Good afternoon, and welcome to our witnesses who have joined us here today.

Before I begin my remarks, I want to take a moment to thank our witnesses and those in the room who have served as firefighters or in other first responder roles.

Firefighting is dangerous, and too many firefighters lose their lives each year.

My home state of Georgia lost one of its own in March when firefighter Matthew Brian Smith of the Bartow County Fire and Emergency Service passed away due to complications from a medical incident during a search and rescue training exercise.

This tragedy is a somber reminder of the dangers firefighters face, even when not responding to an active call.

It is my hope that the work we do here in Congress and the things we discuss today will lead to fewer deaths in the future.

We have convened this hearing to discuss the United States Fire Administration, the research it conducts, and the programs it administers.

Originally part of the Department of Commerce, the U.S. Fire Administration was founded through the Federal Fire Prevention and Control Act of 1974.

Now housed within the Federal Emergency Management Agency at the Department of Homeland Security, the Fire Administration plays an essential role in our nation’s fire prevention efforts.

For example, the Fire Administration collects, organizes, and publishes statistics on fire incidents nationwide through the National Fire Incident Reporting System at the National Fire Data Center.

The Administration promotes awareness of fire prevention through partnerships and special initiatives.

It maintains and operates the National Emergency Training Center in Maryland, where thousands of firefighters and first responders have trained over the last fifty years.

The Fire Administration also runs two popular grant programs, The Assistance to Firefighters – or AFG – program and the Staffing for Adequate Fire and Emergency Response – or SAFER – program.

The Assistance to Firefighters Program supports local emergency responders by providing direct assistance for training, equipment, facilities upgrades, vehicle acquisition, and other critical needs.

The SAFER Program helps fire departments and firefighter support organizations hire and retain capable firefighters.

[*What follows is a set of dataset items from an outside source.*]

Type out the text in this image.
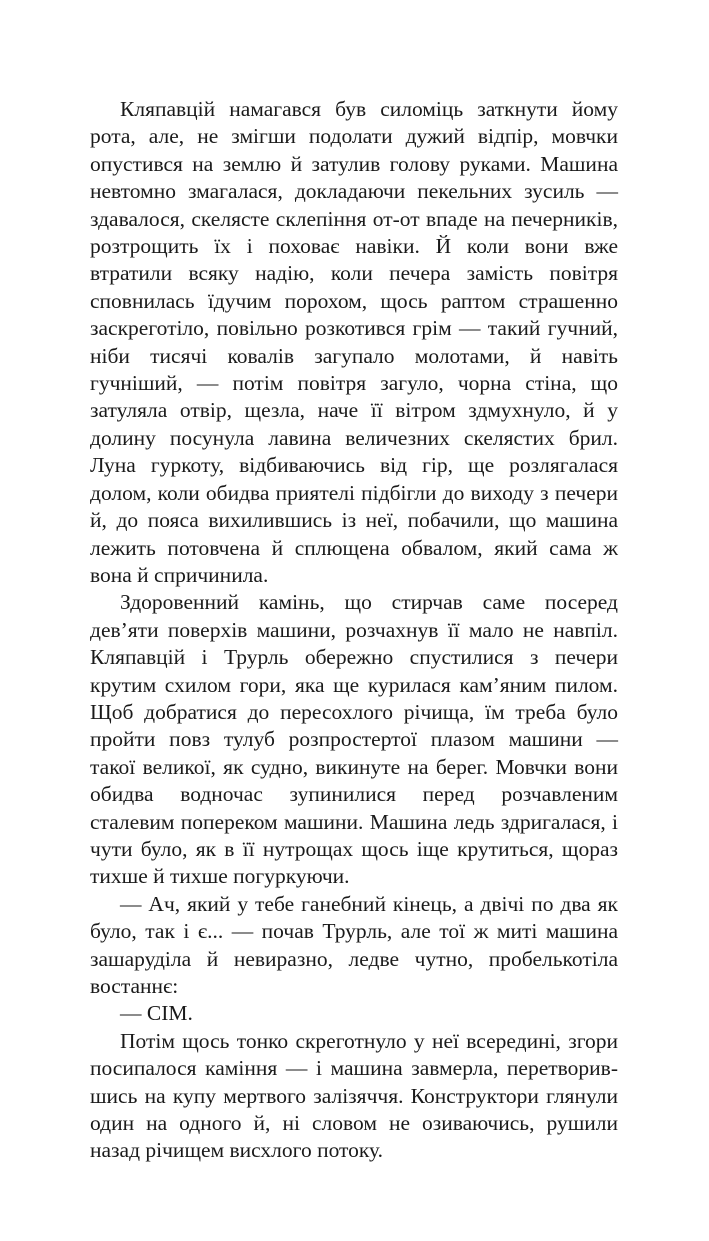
Кляпавцій намагався був силоміць заткнути йому рота, але, не змігши подолати дужий відпір, мовчки опустився на землю й затулив голову руками. Машина невтомно змагалася, докладаючи пекельних зусиль — здавалося, скелясте склепіння от-от впаде на печерників, розтрощить їх і поховає навіки. Й коли вони вже втратили всяку надію, коли печера замість повітря сповнилась їдучим порохом, щось раптом страшенно заскреготіло, повільно розкотився грім — такий гучний, ніби тисячі ковалів загупало молотами, й навіть гучніший, — потім повітря загуло, чорна стіна, що затуляла отвір, щезла, наче її вітром здмухнуло, й у долину посунула лавина величезних скелястих брил. Луна гуркоту, відбиваючись від гір, ще розлягалася долом, коли обидва приятелі підбігли до виходу з печери й, до пояса вихилившись із неї, побачили, що машина лежить потовчена й сплющена обвалом, який сама ж вона й спричинила.

Здоровенний камінь, що стирчав саме посеред дев’яти поверхів машини, розчахнув її мало не навпіл. Кляпавцій і Трурль обережно спустилися з печери крутим схилом гори, яка ще курилася кам’яним пилом. Щоб добратися до пересохлого річища, їм треба було пройти повз тулуб розпростертої плазом машини — такої великої, як судно, викинуте на берег. Мовчки вони обидва водночас зупинилися перед розчавленим сталевим попереком машини. Машина ледь здригалася, і чути було, як в її нутрощах щось іще крутиться, щораз тихше й тихше погуркуючи.

— Ач, який у тебе ганебний кінець, а двічі по два як було, так і є... — почав Трурль, але тої ж миті машина зашаруділа й невиразно, ледве чутно, пробелькотіла востаннє:

— СІМ.

Потім щось тонко скреготнуло у неї всередині, згори посипалося каміння — і машина завмерла, перетворившись на купу мертвого залізяччя. Конструктори глянули один на одного й, ні словом не озиваючись, рушили назад річищем висхлого потоку.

Together, these programs have led to billions of dollars of investments in local fire readiness by increasing the number of service-ready firefighters and providing equipment to urban, suburban, and rural fire departments across America.

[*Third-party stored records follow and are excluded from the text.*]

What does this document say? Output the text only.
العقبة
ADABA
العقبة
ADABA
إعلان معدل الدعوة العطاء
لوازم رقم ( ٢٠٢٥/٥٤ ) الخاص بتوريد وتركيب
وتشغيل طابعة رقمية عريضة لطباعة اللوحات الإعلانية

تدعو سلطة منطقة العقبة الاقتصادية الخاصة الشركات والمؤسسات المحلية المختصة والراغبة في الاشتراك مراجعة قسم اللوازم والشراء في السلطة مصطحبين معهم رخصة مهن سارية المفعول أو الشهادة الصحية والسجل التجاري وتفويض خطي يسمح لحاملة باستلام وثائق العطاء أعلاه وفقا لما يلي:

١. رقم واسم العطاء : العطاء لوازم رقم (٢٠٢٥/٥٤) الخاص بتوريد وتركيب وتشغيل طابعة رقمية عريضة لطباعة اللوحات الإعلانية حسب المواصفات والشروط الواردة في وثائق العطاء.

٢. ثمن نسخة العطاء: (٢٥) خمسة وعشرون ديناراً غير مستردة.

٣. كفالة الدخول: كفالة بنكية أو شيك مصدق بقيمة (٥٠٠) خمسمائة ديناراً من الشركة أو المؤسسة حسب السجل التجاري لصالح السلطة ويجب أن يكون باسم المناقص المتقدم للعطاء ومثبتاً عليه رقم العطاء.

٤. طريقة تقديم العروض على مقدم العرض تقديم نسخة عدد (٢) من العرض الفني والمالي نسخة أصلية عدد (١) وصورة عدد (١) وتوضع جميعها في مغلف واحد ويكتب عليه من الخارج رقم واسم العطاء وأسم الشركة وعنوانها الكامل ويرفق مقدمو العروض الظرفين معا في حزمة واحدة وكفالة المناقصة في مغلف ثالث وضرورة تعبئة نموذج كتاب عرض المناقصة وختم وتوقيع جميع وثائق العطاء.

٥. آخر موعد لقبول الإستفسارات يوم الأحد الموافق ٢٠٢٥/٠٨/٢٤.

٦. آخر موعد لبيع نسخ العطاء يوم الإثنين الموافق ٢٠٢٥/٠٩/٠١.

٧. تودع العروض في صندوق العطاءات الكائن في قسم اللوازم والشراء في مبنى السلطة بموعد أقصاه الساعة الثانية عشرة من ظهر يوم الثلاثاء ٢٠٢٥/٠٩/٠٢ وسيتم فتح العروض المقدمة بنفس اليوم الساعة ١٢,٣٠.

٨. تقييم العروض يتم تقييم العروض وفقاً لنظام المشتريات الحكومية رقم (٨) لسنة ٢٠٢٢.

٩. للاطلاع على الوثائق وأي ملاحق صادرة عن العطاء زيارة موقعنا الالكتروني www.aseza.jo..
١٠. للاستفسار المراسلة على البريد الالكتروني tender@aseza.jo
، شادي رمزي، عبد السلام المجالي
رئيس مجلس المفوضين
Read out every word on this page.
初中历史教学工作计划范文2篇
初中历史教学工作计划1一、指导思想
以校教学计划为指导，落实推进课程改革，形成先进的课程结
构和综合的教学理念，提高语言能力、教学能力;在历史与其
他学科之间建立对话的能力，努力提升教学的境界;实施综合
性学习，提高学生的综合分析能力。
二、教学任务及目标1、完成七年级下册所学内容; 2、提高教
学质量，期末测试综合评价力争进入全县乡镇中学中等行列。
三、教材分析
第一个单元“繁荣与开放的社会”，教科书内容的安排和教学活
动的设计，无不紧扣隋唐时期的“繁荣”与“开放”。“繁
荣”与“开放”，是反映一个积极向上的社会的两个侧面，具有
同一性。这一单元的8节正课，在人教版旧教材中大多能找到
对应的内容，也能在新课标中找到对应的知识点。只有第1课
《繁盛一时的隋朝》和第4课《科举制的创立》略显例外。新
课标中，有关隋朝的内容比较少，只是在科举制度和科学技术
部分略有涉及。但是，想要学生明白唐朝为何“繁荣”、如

The Fire Administration doesn’t just invest in local departments, though. It also funds and conducts critical research on fire prevention.

Improving the fire-safety of the things we use, the buildings we enter, and the vehicles we drive means fewer fire-related deaths and less property damage every year.

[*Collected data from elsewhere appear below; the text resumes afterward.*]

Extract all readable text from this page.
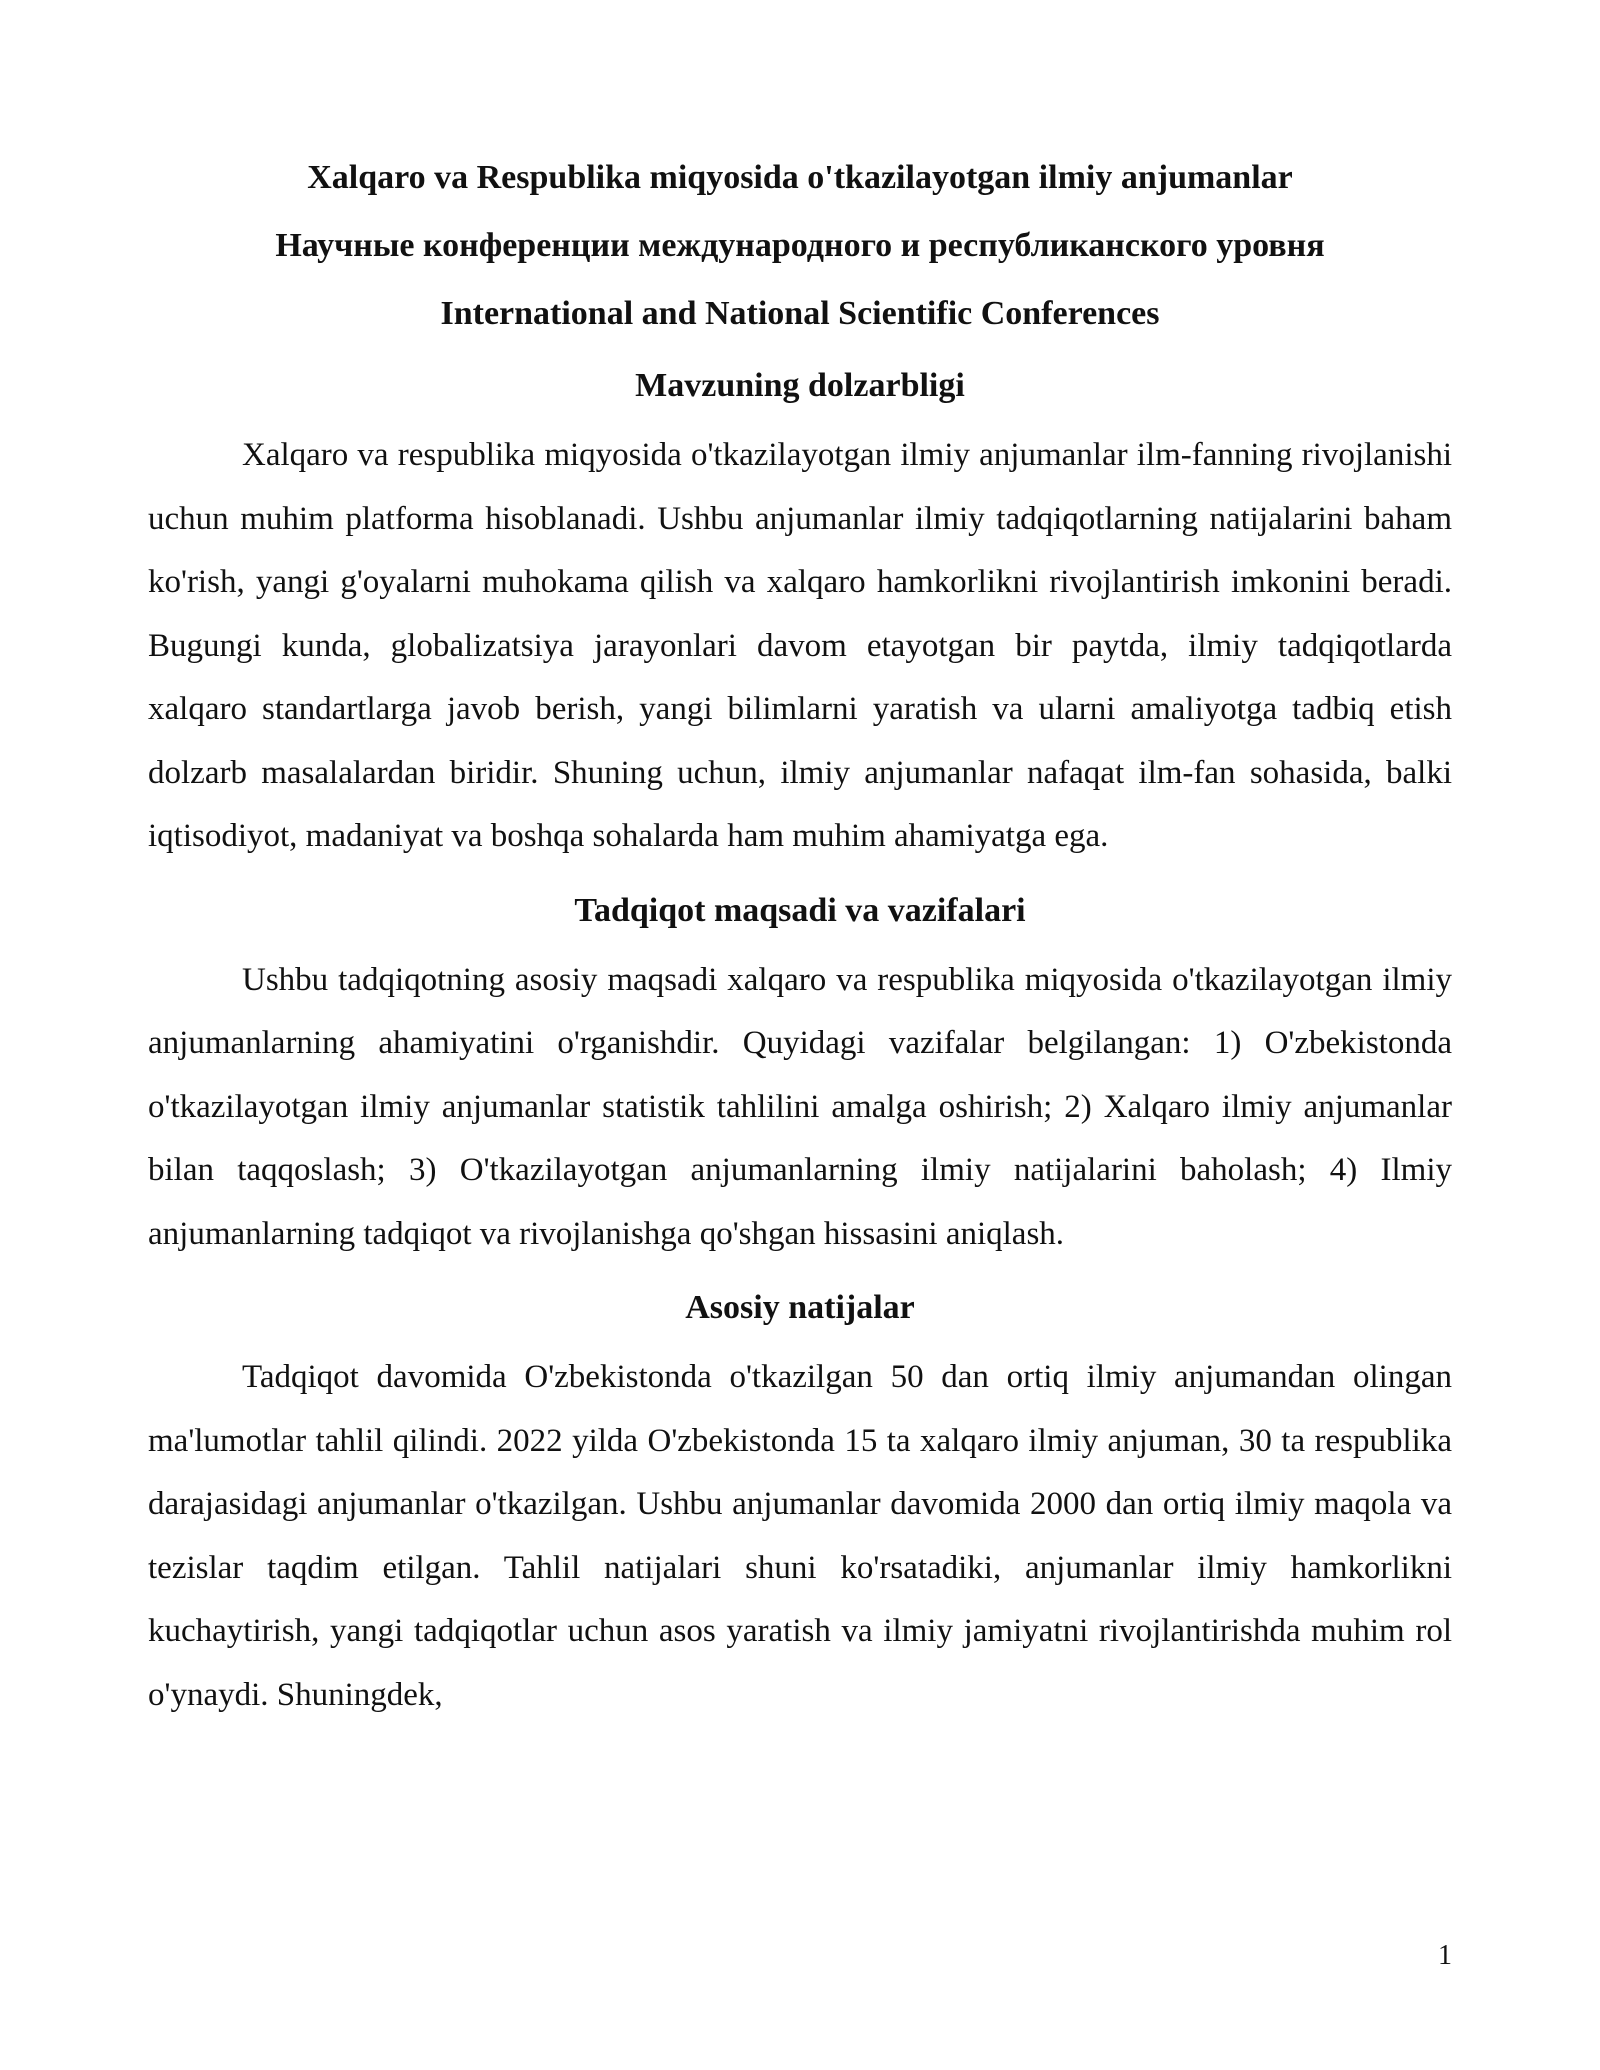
Xalqaro va Respublika miqyosida o'tkazilayotgan ilmiy anjumanlar

Научные конференции международного и республиканского уровня

International and National Scientific Conferences

Mavzuning dolzarbligi

Xalqaro va respublika miqyosida o'tkazilayotgan ilmiy anjumanlar ilm-fanning rivojlanishi uchun muhim platforma hisoblanadi. Ushbu anjumanlar ilmiy tadqiqotlarning natijalarini baham ko'rish, yangi g'oyalarni muhokama qilish va xalqaro hamkorlikni rivojlantirish imkonini beradi. Bugungi kunda, globalizatsiya jarayonlari davom etayotgan bir paytda, ilmiy tadqiqotlarda xalqaro standartlarga javob berish, yangi bilimlarni yaratish va ularni amaliyotga tadbiq etish dolzarb masalalardan biridir. Shuning uchun, ilmiy anjumanlar nafaqat ilm-fan sohasida, balki iqtisodiyot, madaniyat va boshqa sohalarda ham muhim ahamiyatga ega.

Tadqiqot maqsadi va vazifalari

Ushbu tadqiqotning asosiy maqsadi xalqaro va respublika miqyosida o'tkazilayotgan ilmiy anjumanlarning ahamiyatini o'rganishdir. Quyidagi vazifalar belgilangan: 1) O'zbekistonda o'tkazilayotgan ilmiy anjumanlar statistik tahlilini amalga oshirish; 2) Xalqaro ilmiy anjumanlar bilan taqqoslash; 3) O'tkazilayotgan anjumanlarning ilmiy natijalarini baholash; 4) Ilmiy anjumanlarning tadqiqot va rivojlanishga qo'shgan hissasini aniqlash.

Asosiy natijalar

Tadqiqot davomida O'zbekistonda o'tkazilgan 50 dan ortiq ilmiy anjumandan olingan ma'lumotlar tahlil qilindi. 2022 yilda O'zbekistonda 15 ta xalqaro ilmiy anjuman, 30 ta respublika darajasidagi anjumanlar o'tkazilgan. Ushbu anjumanlar davomida 2000 dan ortiq ilmiy maqola va tezislar taqdim etilgan. Tahlil natijalari shuni ko'rsatadiki, anjumanlar ilmiy hamkorlikni kuchaytirish, yangi tadqiqotlar uchun asos yaratish va ilmiy jamiyatni rivojlantirishda muhim rol o'ynaydi. Shuningdek,

1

This critical function of the Fire Administration means there are fewer fire incidents, and they are more manageable when they do happen.

Minimizing the size and frequency of fire incidents is the most cost-effective way to protect firefighters and reduce the costs of operating fire departments.

Supporting our firefighters and first responders has never been more essential than it is today.

During COVID lockdowns, firefighters and other front-line workers carried the weight of a nation in crisis.

Emergency services never stopped during lockdowns thanks to the brave men and women who showed up every day to put their lives on the line.

Unfortunately, the effects of the pandemic have led thousands of firefighters, both career and volunteer, to exit the service.

This has left many departments understaffed, and new recruits are not signing up fast enough to replace those exiting the service. 

The witnesses with us today will be the first to tell you that firefighting is more than a profession – it’s a passion that has often passed from parent to child through the generations.

The U.S. Fire Administration has a role in restoring that passion and prestige to the service.

The U.S. Fire Administration is a trusted institution of the fire community, and its leadership will be needed to identify and address modern challenges facing America’s firefighters.

However, with more than 29,000 fire departments across the United States, the Federal Government, which is already trillions of dollars in debt, does not have the resources to fund every aspect of fire prevention.

The Fire Administration has, and should continue to, act as a force multiplier for fire departments by providing high quality and accessible training services through the Fire Academy.

The AFG and SAFER programs should be thoroughly examined to identify where these limited Federal resources can have the biggest impact.

And Congress must think critically about how to best support the fire prevention community long into the future.

I look forward to working with my colleagues and the witnesses here today to identify the most pressing issues facing the fire services and supporting the men and women who keep this essential service operating across America.